Member of the Legislative Council of Western Australia
- In office 8 January 1878 – 13 February 1880
- Preceded by: Walter Padbury
- Succeeded by: E. T. Hooley
- Constituency: Swan
- In office 10 June 1887 – 7 March 1889
- Preceded by: None (new creation)
- Succeeded by: Sir Thomas Cockburn-Campbell
- Constituency: None (nominated by governor)
- In office 24 December 1890 – 9 December 1891
- Preceded by: None (new creation)
- Succeeded by: E. T. Hooley
- Constituency: None (nominated by governor)

Personal details
- Born: 22 October 1828 Kent, England
- Died: 17 September 1908 (aged 79) Guildford, Western Australia, Australia
- Spouse: Elizabeth Debra Slade (m.1852–1908; his death)

= Edmund Ralph Brockman =

Australian politician

Edmund Ralph Brockman (22 October 1828 – 17 September 1908) was an Australian farmer and politician who was a member of the Legislative Council of Western Australia on three occasions – from 1878 to 1880, from 1887 to 1889, and from 1890 to 1891.

Brockman was born in Kent, England, to Frances Elizabeth (née Hamersley) and William Locke Brockman. His parents moved to Western Australia when he was an infant, arriving in the Swan River Colony in January 1830 (just months after its establishment). Several members of Brockman's family also became members of parliament – his younger brother, Henry Brockman; his uncle, Edward Hamersley Sr.; and two of his first cousins, Edward Hamersley Jr. and Samuel Hamersley. At the age of 18, Brockman took over the management of Seabrook, a property on the Mortlock River which his father had bought for him. He moved to Herne Hill (on the Swan River) after his father's death in 1872, and in 1875 was elected chairman of the Swan Road Board. He served in the position until 1877, and then again from 1879 to 1883.
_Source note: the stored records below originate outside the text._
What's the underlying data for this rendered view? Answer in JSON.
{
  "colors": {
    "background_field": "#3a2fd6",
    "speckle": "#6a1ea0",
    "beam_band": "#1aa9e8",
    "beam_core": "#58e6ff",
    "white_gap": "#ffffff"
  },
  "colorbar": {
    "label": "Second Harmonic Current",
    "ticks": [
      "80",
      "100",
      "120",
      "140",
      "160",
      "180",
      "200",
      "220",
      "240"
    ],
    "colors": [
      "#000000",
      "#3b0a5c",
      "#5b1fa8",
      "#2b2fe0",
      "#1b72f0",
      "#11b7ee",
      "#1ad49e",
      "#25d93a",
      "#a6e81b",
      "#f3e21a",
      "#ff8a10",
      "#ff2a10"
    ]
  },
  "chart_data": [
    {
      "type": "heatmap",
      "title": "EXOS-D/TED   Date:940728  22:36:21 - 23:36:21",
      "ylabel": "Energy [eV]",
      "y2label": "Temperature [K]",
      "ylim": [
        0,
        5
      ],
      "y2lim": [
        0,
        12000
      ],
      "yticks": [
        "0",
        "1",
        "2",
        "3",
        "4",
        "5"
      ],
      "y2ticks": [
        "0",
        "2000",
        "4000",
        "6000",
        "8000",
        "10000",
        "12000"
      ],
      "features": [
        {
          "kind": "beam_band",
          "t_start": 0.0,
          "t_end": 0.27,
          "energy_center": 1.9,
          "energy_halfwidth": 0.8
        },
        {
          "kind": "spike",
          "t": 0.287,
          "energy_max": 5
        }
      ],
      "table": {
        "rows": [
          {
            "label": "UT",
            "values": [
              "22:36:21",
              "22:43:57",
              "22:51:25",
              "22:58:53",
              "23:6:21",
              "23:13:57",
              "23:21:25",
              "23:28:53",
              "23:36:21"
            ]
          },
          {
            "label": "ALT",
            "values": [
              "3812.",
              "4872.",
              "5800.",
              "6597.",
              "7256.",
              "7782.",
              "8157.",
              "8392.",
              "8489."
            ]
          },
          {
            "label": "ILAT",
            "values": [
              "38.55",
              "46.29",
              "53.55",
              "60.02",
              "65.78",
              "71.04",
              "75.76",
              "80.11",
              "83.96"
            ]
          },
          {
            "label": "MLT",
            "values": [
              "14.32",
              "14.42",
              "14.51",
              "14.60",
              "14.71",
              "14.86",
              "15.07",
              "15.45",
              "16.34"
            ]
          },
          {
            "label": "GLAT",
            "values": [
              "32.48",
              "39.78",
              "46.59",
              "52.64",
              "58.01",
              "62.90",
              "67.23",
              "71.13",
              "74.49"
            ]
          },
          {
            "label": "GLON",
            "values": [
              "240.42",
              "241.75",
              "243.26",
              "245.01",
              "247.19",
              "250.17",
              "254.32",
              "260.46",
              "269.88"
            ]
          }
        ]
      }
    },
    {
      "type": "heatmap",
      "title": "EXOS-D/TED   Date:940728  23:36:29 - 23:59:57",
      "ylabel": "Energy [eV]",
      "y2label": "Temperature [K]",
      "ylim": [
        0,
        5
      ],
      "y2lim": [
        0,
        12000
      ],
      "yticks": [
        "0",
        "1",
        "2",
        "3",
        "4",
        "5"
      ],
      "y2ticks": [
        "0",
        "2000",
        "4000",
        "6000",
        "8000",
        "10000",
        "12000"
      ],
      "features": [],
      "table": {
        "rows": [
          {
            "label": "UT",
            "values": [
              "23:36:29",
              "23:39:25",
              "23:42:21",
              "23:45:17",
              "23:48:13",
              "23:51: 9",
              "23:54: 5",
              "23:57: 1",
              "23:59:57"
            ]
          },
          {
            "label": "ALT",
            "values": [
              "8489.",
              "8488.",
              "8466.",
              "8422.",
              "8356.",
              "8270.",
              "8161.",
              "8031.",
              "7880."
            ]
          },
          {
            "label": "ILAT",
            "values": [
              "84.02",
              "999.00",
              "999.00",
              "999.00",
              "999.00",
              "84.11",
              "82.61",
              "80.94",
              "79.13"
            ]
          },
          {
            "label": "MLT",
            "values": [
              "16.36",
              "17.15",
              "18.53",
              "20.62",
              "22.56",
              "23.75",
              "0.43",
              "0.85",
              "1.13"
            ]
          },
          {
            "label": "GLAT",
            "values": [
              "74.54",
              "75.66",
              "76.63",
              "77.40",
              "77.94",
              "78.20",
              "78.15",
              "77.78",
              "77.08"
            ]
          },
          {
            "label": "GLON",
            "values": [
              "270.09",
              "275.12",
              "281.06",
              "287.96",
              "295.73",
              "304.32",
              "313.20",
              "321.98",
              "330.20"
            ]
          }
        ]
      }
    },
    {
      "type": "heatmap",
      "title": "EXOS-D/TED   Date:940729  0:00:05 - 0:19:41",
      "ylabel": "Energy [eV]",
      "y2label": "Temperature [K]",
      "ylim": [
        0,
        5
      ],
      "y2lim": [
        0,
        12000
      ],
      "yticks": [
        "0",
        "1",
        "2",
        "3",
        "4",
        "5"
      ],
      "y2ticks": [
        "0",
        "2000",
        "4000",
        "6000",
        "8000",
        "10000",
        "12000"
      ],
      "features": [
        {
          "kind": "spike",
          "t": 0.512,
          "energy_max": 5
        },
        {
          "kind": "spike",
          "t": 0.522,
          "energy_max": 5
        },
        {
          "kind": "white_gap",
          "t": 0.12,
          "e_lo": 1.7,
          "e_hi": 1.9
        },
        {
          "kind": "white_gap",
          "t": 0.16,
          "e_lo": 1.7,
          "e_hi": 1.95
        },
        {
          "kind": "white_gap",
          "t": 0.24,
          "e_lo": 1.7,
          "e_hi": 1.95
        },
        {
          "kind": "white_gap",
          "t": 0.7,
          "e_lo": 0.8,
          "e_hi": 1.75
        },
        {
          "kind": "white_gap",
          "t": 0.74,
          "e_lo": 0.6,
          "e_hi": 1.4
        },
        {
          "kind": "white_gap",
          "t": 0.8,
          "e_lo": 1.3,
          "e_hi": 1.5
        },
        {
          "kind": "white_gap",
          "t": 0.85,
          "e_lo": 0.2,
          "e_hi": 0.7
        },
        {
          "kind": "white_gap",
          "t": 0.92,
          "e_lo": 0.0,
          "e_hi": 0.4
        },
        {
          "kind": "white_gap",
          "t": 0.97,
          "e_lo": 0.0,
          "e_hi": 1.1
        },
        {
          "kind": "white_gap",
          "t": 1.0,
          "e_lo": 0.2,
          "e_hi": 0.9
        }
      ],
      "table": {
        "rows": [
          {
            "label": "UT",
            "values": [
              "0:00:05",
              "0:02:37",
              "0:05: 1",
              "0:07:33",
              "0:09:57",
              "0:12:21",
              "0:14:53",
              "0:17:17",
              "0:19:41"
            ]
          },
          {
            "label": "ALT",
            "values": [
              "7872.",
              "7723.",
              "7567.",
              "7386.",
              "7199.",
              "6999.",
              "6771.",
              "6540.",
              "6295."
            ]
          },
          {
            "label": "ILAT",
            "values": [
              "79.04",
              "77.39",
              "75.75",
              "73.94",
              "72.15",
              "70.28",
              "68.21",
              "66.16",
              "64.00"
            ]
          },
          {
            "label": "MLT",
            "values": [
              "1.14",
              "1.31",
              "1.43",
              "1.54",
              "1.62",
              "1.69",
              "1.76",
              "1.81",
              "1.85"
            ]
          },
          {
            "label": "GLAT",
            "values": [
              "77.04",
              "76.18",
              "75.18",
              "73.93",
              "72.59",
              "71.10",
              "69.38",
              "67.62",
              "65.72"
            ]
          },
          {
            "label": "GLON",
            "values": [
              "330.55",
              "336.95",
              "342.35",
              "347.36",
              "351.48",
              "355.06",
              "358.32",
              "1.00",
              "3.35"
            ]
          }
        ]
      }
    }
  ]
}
Prominent in agricultural circles, Brockman was elected to the Legislative Council at an 1878 by-election for the seat of Swan, replacing Walter Padbury. He served for just over two years, but was defeated in 1880 by E. T. Hooley. Brockman returned to parliament in June 1887, when he was nominated to the Legislative Council by the governor, Sir Frederick Broome. He retired from the Legislative Council in March 1889, but was re-appointed in December 1890, following the council's reconstitution as an upper house (rather than a unicameral chamber). Brockman's final period in parliament lasted for just under a year, as he resigned to accept an office of profit (a government contract to supply hay). He eventually retired to Kenwick, and died in September 1908, aged 79. Brockman had married Elizabeth Deborah Slade in 1852, with whom he had six children. One of his sons was Frederick Slade Drake-Brockman, who was a Surveyor-General of Western Australia.